Nikki: If I die I’m kicking your ass. With my new character.
Tom: It’s not like I was going to rob a Hutt.
Tom: That was never proven! There was only coincidental evidence! And proof!
Phun: I’ve never felt more useless.
Tom: I pull in next to Phun.
Pandara: Why’d you take the slow one?
Tom: We should get a really good droid and call it Oona.
Jared: What a great day to be on comms.
Andy [Looking at picture of Oona]: This is inaccurate. She doesn’t have a head anymore.
Rich: That was cold.
Kris: We could turn off the air conditioner now.
Kris: I run to join the other Knights in defending Fel.
Rich: What? You’re going to honor your Oath instead of helping Pandara? You suck-up.
Meta-Kai: Meh, it’s Pandara, I don’t like her anyway.
Jared: Puts the fun in funeral.
Pandara: I don’t charge, I sashay.
Andy: I always flip my knife around.
Nikki: Usually that’s something to do at home.
Andy: They have sonic screwdrivers!
Pandara: I know a safe route in that may be dangerous.
Mal: If we survive, we raid the base.
Pandara: Scan for life forms!
Rich [GM]: The ship goes BOOM!
Phun: Pandara, I don’t detect any life signs.
Kris [Meta-Kai]: Ooh, I have a meat shield. That isn’t my husband for once.
Andy [Meta-Mal]: Suddenly I feel left out.
Kris [Meta-Kai]: Awww, next time I’ll use you as a meat shield, dear.
Mal: How is our tech doing more damage than our Mandalorians?
Rich [GM]: Second star on the right and straight on til morning. But I don’t fucking want to go to neverland!
Kaileen: As long as you understand it’s proprietary.
Phun: Don’t worry; she’ll only sell it to the highest bidder.

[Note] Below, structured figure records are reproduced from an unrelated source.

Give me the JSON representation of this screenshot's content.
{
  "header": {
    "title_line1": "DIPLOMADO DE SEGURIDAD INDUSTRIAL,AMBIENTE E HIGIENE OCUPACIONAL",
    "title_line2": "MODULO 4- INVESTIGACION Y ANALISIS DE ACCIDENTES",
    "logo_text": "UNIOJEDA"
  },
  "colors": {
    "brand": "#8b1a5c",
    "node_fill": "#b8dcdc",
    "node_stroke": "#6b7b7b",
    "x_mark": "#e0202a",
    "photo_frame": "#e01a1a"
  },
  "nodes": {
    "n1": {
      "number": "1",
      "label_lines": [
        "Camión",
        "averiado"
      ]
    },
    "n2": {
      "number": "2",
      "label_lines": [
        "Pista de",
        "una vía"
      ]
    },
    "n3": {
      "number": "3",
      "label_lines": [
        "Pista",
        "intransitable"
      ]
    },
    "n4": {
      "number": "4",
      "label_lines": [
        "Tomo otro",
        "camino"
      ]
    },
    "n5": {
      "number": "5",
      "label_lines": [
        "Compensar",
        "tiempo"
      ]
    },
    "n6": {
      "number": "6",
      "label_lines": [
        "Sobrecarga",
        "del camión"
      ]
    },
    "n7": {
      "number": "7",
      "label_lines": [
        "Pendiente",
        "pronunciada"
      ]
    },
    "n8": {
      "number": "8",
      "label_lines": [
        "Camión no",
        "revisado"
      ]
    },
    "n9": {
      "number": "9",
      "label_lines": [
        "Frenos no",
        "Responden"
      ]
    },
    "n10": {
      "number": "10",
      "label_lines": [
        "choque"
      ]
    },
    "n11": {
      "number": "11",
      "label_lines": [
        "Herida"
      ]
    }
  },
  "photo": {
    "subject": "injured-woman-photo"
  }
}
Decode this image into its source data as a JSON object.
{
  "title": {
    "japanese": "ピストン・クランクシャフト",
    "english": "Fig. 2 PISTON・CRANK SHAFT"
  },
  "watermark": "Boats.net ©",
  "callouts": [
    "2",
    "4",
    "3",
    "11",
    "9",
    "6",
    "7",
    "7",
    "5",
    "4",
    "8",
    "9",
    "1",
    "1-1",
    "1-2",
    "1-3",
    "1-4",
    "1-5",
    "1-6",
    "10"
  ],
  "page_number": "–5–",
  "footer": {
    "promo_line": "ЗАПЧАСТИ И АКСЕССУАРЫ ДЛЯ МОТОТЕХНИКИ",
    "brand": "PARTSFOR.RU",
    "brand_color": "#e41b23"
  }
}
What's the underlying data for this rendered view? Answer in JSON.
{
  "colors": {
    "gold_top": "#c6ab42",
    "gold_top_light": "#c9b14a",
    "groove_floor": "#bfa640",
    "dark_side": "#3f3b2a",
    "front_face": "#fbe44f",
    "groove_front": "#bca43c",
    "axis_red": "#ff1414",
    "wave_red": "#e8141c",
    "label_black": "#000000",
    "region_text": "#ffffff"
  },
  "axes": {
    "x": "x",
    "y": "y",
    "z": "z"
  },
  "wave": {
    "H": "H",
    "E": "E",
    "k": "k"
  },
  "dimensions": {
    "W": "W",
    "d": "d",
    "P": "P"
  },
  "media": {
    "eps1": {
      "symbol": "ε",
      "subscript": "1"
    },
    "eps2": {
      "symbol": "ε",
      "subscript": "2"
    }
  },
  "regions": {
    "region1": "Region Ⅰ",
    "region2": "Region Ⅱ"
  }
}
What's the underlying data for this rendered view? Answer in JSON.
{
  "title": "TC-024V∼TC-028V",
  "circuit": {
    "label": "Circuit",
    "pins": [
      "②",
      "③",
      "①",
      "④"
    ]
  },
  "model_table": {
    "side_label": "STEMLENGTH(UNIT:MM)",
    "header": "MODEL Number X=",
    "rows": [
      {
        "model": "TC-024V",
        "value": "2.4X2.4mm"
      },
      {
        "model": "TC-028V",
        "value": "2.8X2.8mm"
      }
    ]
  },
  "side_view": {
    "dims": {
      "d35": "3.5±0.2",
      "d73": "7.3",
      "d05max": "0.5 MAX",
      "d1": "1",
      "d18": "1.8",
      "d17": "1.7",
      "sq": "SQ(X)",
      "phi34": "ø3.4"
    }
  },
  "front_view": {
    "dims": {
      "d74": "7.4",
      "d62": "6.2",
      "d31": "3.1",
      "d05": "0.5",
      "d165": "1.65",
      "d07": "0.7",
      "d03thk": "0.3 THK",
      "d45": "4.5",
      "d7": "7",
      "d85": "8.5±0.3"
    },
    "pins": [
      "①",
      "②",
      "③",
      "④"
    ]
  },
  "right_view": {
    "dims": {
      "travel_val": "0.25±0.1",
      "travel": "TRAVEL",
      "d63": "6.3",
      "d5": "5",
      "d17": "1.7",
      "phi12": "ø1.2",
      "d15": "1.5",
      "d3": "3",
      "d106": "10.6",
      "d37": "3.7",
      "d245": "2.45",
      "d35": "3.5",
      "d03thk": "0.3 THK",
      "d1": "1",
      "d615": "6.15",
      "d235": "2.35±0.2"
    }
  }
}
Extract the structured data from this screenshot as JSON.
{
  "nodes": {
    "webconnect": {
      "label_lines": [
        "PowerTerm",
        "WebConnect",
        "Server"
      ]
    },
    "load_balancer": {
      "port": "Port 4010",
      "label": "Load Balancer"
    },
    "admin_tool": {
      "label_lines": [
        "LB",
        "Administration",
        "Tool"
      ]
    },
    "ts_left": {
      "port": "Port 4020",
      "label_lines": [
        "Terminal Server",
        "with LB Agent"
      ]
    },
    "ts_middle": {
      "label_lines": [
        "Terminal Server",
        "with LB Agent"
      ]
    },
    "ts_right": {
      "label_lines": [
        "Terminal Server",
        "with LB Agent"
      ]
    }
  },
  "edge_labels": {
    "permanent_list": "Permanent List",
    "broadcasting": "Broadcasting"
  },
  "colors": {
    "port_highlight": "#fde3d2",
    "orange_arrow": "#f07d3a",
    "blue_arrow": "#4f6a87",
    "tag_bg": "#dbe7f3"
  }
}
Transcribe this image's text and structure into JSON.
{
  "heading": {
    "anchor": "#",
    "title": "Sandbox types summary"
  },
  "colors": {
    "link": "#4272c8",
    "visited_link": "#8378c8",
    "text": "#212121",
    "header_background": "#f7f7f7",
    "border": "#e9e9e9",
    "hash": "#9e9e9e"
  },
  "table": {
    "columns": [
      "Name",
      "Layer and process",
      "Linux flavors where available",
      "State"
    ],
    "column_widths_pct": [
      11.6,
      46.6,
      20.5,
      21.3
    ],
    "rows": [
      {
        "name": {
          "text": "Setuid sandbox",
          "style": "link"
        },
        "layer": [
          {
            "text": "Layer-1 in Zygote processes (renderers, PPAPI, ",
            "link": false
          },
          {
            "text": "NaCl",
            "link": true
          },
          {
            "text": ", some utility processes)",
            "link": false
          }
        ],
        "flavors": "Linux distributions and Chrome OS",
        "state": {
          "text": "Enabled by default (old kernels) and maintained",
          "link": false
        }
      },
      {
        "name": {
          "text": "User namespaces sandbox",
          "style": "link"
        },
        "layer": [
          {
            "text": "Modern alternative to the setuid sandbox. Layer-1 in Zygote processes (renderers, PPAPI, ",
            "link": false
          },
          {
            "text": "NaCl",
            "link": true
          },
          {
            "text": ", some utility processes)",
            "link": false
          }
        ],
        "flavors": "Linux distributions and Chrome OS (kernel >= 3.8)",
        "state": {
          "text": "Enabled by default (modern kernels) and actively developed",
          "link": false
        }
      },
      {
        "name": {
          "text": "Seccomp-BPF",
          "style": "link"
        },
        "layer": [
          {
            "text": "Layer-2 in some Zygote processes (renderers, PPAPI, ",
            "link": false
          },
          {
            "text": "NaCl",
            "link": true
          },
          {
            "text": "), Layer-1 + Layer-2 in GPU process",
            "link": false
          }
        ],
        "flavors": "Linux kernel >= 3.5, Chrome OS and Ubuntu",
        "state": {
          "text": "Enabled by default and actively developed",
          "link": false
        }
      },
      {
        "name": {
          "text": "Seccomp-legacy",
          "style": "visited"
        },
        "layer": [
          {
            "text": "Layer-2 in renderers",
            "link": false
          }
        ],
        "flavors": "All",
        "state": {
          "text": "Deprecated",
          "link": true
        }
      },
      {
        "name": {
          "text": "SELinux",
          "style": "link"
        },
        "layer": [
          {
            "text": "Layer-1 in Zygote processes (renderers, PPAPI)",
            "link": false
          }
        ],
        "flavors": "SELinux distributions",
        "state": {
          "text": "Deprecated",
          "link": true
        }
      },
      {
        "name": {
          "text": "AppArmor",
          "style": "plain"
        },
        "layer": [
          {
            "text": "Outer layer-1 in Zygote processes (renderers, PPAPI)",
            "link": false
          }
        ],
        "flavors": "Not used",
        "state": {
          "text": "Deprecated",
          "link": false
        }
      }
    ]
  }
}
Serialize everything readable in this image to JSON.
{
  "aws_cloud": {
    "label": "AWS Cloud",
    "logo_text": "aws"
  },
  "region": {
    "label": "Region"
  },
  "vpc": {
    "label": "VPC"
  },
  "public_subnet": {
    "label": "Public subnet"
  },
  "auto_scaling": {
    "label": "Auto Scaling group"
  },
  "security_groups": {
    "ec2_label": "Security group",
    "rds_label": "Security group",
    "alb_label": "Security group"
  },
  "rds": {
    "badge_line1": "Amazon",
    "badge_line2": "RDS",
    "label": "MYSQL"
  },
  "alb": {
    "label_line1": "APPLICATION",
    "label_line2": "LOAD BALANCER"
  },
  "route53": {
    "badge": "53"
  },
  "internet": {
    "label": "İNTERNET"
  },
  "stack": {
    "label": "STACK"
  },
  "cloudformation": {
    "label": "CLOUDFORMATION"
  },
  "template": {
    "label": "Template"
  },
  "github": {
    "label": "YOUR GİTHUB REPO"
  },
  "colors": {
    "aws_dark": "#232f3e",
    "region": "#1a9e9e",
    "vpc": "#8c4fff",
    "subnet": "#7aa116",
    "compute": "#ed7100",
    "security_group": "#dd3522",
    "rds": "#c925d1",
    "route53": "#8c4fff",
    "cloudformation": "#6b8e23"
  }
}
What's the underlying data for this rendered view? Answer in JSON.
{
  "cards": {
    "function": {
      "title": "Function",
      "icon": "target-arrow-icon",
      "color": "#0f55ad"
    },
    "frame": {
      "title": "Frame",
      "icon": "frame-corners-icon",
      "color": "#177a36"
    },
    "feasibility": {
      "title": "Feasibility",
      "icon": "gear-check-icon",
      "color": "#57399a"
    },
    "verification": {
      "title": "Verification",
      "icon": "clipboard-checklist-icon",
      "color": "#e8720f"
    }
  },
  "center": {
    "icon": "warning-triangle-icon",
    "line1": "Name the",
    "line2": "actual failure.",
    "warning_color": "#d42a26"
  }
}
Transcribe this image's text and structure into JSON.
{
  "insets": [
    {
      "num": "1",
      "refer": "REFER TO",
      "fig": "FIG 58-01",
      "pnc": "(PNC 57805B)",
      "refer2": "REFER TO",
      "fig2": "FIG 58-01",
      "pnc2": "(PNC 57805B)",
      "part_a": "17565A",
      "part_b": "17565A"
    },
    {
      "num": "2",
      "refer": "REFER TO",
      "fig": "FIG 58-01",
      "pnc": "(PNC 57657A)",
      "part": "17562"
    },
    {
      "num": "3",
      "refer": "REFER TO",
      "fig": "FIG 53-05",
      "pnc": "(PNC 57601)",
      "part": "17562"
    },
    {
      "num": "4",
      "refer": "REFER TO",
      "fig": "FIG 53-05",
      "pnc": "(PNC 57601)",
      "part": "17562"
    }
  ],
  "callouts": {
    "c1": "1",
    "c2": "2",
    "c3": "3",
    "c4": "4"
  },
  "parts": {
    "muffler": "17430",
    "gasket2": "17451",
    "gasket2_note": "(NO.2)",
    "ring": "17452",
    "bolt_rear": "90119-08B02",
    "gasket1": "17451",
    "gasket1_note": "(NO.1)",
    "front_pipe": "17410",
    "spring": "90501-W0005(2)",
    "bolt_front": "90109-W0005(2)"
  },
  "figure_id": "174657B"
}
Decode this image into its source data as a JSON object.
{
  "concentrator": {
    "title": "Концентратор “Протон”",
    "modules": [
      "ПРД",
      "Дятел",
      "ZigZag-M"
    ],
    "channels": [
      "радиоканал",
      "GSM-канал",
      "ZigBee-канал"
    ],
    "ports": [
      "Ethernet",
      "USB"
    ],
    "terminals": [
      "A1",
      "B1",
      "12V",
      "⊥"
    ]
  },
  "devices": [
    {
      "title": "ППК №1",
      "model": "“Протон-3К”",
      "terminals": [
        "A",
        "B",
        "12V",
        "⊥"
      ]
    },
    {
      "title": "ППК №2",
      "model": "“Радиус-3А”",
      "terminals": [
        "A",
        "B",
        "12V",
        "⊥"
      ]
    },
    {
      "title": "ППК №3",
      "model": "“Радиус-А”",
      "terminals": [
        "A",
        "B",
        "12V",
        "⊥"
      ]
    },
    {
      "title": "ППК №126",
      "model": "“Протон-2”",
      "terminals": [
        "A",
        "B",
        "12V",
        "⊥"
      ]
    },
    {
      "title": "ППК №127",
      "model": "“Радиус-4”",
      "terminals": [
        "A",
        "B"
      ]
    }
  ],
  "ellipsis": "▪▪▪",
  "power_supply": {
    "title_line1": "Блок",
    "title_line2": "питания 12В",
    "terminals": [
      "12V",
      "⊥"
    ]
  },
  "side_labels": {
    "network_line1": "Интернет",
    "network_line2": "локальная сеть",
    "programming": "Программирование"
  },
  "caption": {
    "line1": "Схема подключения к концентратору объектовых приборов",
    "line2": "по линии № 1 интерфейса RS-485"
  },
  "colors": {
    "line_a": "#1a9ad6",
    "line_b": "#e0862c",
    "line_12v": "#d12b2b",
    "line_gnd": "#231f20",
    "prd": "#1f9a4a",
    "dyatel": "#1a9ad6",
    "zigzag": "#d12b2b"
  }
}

Mal: I guess we’ll be seeing Sha’lan again.
Tom: Do I die?
Rich [GM]: Shake that magic 8-ball. The future is unclear.
[Mal is facing Krayt alone, while the remainder of the party faces Maladi and several other Sith.]
Kai [shouting]: Mal! I’m pregnant! You’d better kick his ass! Don’t you dare die on me!
Mal: Don’t you think that would have been good to know about three days ago?
Kai: I only just found out!
Rich [GM]: Mal, you have a +2 morale bonus.
Kris: That’s what I call inspiration.
Kris: Stop helping the GM kill us!
Tom: Force lightning from her belly.
Rich [GM]: I’m the new baby Palpatine!
Andy: There goes my morale bonus.
Kris: Look Mal! We sent you backup! Oona the pacifist!
Mal: Why do all the droids go bzzzzz?
Kai: Let it go. It’s Oona’s special time with the droids.
Mal: A droid for this, a droid for that, even a droid to clean up afterwards!
Tom: Imagine what she does to the ship.
Force Ghost Zenair: Have fun with the twins.
Rich [GM]: Reach around with a lightsaber. Is that what Peter Mayhew was doing?
Rich [GM]: You’re all out of droids, Tom.
Jared: Noooo! What are you going to do on your turn? Other than just…go.
Jared: So after Pandara stabs herself and Sha’lan tries to shoot her…
Sam: Did I say anything about scowling menacingly? I meant I’m cowering behind Pandara.
Sam: I’ve already taken it from everyone else; I have to take it from Mal, too?
Sam [after accidentally shooting himself in the foot]: For my move action I’m going to hop around on one foot going “ow ow ow ow ow!”
Kris: I missed with one, hit with the the other, and didn’t shoot myself in the foot. Go Kai!
Rich [GM]: Down the hall you hear, “Oh my god, they’ve already killed –”
Mandalorian: Good news! The city has sent 5 more walkers up behind us!
Kaileen: You have an odd definition of ‘good news’.
Mandalorian: What could be more glorious than dying in battle?
Kaileen: Dying in bed. With my husband. Fucking.
Andy: I want that in the quotes.
Sha’lann [played by Tom for the evening]: You want the body gone?
Tom: Sha’lann has a disintegrator ray.
Rich [GM]: No more body.
Larry: Should have used that against the gate.
Jared: Most of us got our reputations by accident.
Jared: We just stumble from accident to accident.